In the early 1990s, Steere entered into financial troubles that ended with a bankruptcy sale of both stations to Southern Horizons Broadcasting Corporation, owner of WXLS-AM-FM in Biloxi. The FM station, which had evolved to adult contemporary as "Mix 96", was described as "in turmoil" by its new owner; it began stunting, operations were moved in with WXLS in Biloxi, and its few staff were required to interview for positions with Southern Horizons.

In March 1993, Southern Horizons relaunched 96.7 as WXRG "Rock 96.7". However, loose ends continued from the Steere bankruptcy; one of the owners of Caravelle, Roger McBride, attempted to sue for ownership, and the equipment had been poorly maintained and had a high failure rate.

In January 1997, Southern Horizons reached a deal to sell its four stations to Gulf Coast Radio Partners, which had previously assumed management control. A major shuffle of formats and frequencies followed, with WXRG moving to 105.9 MHz and the adult contemporary sounds of WXLS moving to become WLRK "Lite Rock 96.7". The format proved to be unsuccessful, and in September 1999, the station flipped to the popular rhythmic oldies format as WUJM "Jammin' Oldies 96.7".

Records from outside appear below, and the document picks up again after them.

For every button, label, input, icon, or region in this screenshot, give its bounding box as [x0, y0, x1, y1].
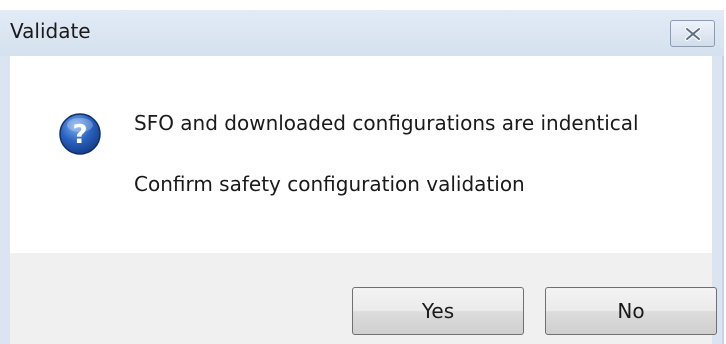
- yes-button[interactable]: Yes: [352, 287, 524, 335]
- close-icon: [685, 27, 701, 41]
- no-button[interactable]: No: [545, 287, 717, 335]
- close-button[interactable]: [670, 20, 715, 47]
- message-line-1: SFO and downloaded configurations are in…: [134, 111, 639, 135]
- window-title: Validate: [10, 19, 91, 43]
- title-bar[interactable]: Validate: [0, 10, 724, 56]
- message-line-2: Confirm safety configuration validation: [134, 172, 525, 196]
- background-strip: [0, 0, 726, 10]
- dialog-body: ? SFO and downloaded configurations are …: [10, 56, 717, 344]
- validate-dialog: Validate ? SFO and downloaded configurat…: [0, 10, 724, 344]
- question-icon: ?: [59, 113, 101, 155]
- message-panel: ? SFO and downloaded configurations are …: [10, 56, 712, 253]
- svg-text:?: ?: [72, 120, 87, 150]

===Molly @ 96.7/Hank-FM===
In 2001, the "jammin' oldies" format was dropped, and WUJM flipped to hot adult contemporary as "Molly @ 96.7". The station proved to be quite successful for a few years until March 2005 when the station dropped the format for Classic Country as "96.7 Hank-FM" with the popular John Boy & Billy show in mornings.

===96.7 The Champ===
On August 27, 2011, WUJM dumped its classic country programming and began stunting with a loop of Gary Glitter's Rock and Roll, Part 2. On August 29, 2011, the station flipped to Sports Talk as "96-7 The Champ" with most of its programming coming from ESPN Radio. Matt Segal hosted mornings, while Johnny "Ballpark" Franks was the afternoon drive host. Segal left the Biloxi/Gulfport market in February 2013.

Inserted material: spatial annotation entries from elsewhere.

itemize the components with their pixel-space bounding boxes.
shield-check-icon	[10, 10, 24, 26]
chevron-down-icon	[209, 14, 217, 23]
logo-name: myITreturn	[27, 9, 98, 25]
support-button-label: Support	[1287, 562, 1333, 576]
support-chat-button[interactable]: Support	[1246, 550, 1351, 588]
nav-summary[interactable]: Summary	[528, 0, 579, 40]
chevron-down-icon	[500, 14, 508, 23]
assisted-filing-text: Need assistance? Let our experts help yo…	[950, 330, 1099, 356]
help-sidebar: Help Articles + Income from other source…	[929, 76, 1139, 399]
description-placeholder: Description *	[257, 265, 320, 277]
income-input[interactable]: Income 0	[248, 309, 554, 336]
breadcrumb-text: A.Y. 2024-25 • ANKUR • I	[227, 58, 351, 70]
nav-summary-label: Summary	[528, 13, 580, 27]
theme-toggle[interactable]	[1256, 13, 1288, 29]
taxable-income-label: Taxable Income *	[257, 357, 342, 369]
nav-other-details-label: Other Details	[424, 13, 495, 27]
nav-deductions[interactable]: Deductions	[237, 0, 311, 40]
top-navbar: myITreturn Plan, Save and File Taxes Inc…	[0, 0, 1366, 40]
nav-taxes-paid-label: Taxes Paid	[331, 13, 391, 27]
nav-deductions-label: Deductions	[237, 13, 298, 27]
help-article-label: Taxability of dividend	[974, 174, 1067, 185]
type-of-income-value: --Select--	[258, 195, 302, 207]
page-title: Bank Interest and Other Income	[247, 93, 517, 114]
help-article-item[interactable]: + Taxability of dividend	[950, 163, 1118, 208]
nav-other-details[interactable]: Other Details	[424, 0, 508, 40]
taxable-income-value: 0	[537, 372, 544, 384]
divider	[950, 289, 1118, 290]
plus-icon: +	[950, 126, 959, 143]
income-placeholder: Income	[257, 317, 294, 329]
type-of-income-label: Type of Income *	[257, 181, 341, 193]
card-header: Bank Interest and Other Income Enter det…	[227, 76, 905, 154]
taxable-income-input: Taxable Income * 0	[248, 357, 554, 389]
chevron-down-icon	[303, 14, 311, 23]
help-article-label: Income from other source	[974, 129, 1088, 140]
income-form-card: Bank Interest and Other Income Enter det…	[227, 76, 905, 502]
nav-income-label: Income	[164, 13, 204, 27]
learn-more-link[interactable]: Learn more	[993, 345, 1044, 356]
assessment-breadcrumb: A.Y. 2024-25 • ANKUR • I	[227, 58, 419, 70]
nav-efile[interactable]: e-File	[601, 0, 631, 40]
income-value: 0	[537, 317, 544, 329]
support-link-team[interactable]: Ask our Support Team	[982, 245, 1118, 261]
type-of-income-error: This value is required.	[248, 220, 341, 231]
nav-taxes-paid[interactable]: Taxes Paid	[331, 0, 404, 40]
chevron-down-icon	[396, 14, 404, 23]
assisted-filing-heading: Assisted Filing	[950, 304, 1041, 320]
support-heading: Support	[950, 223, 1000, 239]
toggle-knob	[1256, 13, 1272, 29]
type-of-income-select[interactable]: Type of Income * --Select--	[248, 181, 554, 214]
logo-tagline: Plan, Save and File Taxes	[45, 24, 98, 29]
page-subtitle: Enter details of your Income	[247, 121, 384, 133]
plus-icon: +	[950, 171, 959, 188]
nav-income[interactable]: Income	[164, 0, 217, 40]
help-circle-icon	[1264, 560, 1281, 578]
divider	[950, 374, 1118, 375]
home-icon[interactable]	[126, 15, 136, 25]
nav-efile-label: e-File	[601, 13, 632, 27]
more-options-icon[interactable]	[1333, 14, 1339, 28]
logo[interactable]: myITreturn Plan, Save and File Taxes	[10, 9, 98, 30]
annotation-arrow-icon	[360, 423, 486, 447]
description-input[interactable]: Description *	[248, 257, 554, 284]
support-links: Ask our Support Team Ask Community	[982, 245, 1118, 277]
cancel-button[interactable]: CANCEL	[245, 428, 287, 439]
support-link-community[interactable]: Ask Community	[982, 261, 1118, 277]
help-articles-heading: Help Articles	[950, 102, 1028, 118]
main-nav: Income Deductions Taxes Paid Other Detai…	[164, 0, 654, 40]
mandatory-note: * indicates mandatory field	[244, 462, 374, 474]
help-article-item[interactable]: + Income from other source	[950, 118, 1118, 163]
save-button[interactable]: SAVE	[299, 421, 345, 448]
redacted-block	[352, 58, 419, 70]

In July 2014, station owner Triad Broadcasting was sold to Alpha Media along with sister stations WCPR, WXYK, WQBB, and WTNI.

===96-7 The Bull===
When afternoon host Johnny "Ballpark" Franks left in early August 2014 to be the afternoon host for a Nashville sports station, "96.7 the Champ" lost its foundation to the local market along with loyal advertisers. So, on September 3, 2014, The Champ moved exclusively to former simulcasters WXBD and WTNI as 96.7 began stunting with a robotic countdown, using the same Microsoft Sam voice used by WQBB in 2010 counting down to September 5 at 5 p.m. At that time, 96.7 flipped to Country as "96-7 The Bull". The station launched with 10,000 songs in a row commercial free with the first song being American Kids by Kenny Chesney. It was also announced that radio vet Mark "Tic Tak" Allen would program the station. On September 10, 2014, the station changed its call letters to WGBL to match The Bull branding.

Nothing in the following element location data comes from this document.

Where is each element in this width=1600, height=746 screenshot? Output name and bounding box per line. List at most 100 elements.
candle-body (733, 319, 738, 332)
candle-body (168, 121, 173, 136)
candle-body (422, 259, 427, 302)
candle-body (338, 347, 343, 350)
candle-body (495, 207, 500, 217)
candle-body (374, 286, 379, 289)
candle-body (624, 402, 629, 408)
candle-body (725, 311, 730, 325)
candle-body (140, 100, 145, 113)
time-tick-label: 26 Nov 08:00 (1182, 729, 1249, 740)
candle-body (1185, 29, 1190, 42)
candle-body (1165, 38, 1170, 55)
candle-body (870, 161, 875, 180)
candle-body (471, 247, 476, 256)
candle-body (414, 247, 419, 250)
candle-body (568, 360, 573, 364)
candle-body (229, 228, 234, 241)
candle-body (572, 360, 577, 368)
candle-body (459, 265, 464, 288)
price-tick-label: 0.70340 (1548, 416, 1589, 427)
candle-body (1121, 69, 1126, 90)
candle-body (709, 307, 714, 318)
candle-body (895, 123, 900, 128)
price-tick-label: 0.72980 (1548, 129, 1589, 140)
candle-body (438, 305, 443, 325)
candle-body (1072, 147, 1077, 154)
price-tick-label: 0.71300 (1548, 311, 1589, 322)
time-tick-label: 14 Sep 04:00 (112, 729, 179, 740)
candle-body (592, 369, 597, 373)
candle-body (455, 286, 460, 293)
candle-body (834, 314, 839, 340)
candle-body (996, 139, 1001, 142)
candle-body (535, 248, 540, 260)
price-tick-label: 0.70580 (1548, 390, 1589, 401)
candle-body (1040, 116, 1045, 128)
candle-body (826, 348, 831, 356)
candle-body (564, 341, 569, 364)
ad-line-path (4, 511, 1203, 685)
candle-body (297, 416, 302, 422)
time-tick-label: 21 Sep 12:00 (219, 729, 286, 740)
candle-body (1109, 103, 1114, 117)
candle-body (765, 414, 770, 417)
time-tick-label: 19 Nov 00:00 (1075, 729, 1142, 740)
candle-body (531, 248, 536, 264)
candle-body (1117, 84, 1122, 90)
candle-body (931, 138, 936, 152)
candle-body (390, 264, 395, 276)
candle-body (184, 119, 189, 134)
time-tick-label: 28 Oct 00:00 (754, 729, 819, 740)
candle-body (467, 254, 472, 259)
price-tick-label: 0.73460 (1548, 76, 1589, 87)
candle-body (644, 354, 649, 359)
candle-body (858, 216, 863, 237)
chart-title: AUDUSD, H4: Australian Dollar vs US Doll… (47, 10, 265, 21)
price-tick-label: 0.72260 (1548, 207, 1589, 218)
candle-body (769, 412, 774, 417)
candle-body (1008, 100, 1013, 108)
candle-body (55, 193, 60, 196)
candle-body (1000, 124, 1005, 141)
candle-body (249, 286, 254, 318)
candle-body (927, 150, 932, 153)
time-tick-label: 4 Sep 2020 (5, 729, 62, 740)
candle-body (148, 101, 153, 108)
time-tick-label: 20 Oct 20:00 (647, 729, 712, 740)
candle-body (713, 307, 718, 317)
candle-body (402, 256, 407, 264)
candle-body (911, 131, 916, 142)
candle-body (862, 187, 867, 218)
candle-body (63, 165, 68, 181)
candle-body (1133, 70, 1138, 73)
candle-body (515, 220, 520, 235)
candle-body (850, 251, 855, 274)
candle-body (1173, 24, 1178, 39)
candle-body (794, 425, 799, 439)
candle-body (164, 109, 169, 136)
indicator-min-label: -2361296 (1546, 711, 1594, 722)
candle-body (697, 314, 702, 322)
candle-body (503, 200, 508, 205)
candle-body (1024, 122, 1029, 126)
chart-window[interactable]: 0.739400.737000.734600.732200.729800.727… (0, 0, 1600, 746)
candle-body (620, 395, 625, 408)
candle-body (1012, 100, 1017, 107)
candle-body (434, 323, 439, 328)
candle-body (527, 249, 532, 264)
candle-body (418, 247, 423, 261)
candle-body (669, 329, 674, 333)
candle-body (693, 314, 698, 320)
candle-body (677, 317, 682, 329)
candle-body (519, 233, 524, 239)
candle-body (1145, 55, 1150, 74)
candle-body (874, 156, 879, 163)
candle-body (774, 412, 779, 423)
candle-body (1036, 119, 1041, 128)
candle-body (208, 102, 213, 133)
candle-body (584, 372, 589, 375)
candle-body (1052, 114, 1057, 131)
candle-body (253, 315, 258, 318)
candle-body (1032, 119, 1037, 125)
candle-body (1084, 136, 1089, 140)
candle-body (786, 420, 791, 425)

On January 5, 2015, The Bull added popular syndicated show Rick & Bubba for mornings.

===G96-7===
On February 13, 2016, at 9 p.m., WGBL dropped the country format during the syndicated Buckwild Saturday Night show and began stunting with a simulcast of sister station WXYK "107-1 The Monkey". The country format had only achieved a 1.1 rating, a distant third behind two other stations in the market. The following afternoon at 5 p.m., the station flipped to classic hip-hop as G96-7.

In December 2018, Alpha Media announced that it would sell its Gulf Coast cluster to local Mississippi broadcast company Telesouth Communications, Inc., who already owns WOSM, the Biloxi affiliate of its Supertalk Mississippi network in the market. The FCC approved the $2.5 million sale on February 12, 2019, and it closed on March 1, 2019.